The U.S. Court of Appeals for the Eighth Circuit last week revived a lawsuit against Carolyn Jones, a University of Iowa law professor who was dean at the time of the incidents in the suit, by a woman who says she was not hired for several faculty jobs because of her political views. The woman who sued, Teresa R. Wagner, is a conservative who has worked with an anti-abortion group. Her suit noted that only 1 of the 50 faculty members at the law school is a registered Republican, and that she was advised not to tell a search committee that she had applied for a job at the Ave Maria School of Law because that institution is seen as conservative. The appeals court did not weigh in on the merits of Wagner's case, but said that there was enough evidence -- when viewed in the ways most favorable to her, as is the legal standard at that stage of a lawsuit -- that a lower court should not have dismissed the case. An Iowa spokesman declined to discuss the case with local reporters, saying that university policy bars discussion of current litigation.
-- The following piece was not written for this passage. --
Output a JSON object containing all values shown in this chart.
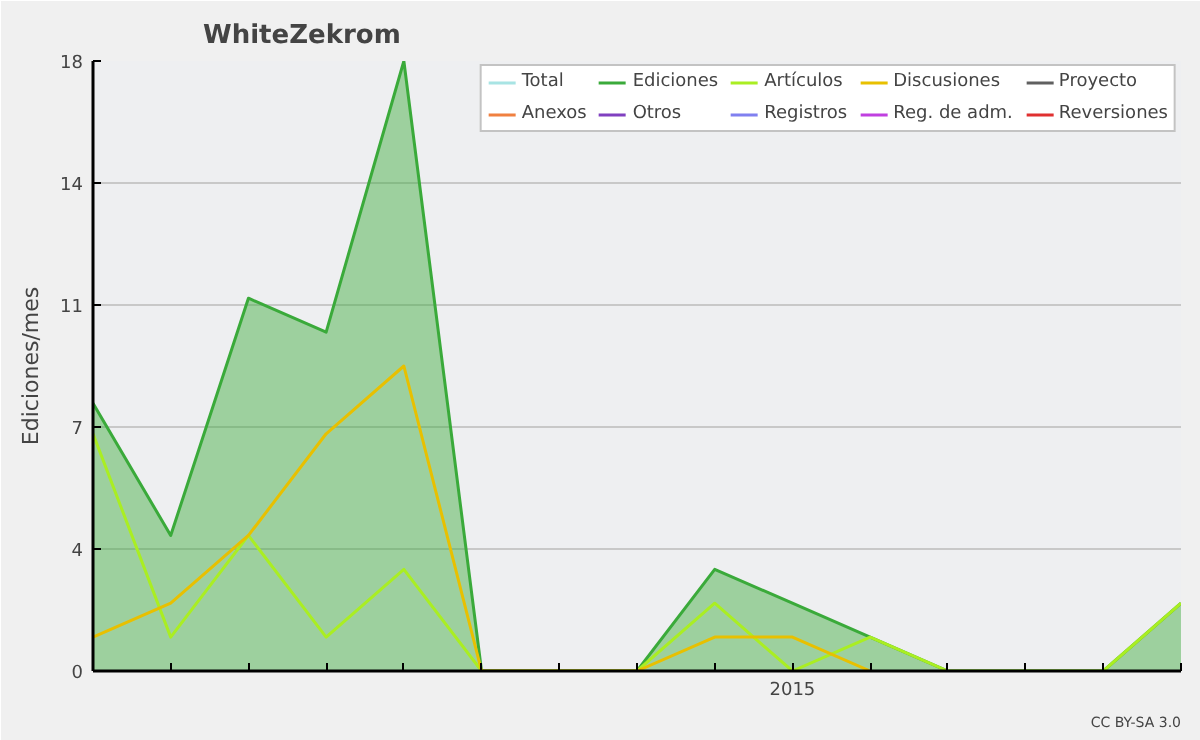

Kevin Gausepohl resigned as a music instructor at Tacoma Community College after being told that officials were investigating charges that he told a student to strip because she could reach lower octaves by singing while naked or performing sexual acts, The News Tribune reported. The student was 17 years old at the time, and enrolled in a dual program with a local high school. Other students told authorities that they received similar requests from the instructor, who cited a study on which he said he was working as the need for the unusual singing arrangement. The other students, unlike the 17-year-old, did not comply. The instructor denies wrongdoing. He is facing seven counts of communicating with a minor for immoral purposes and one count of obstructing a law enforcement officer, according to court records.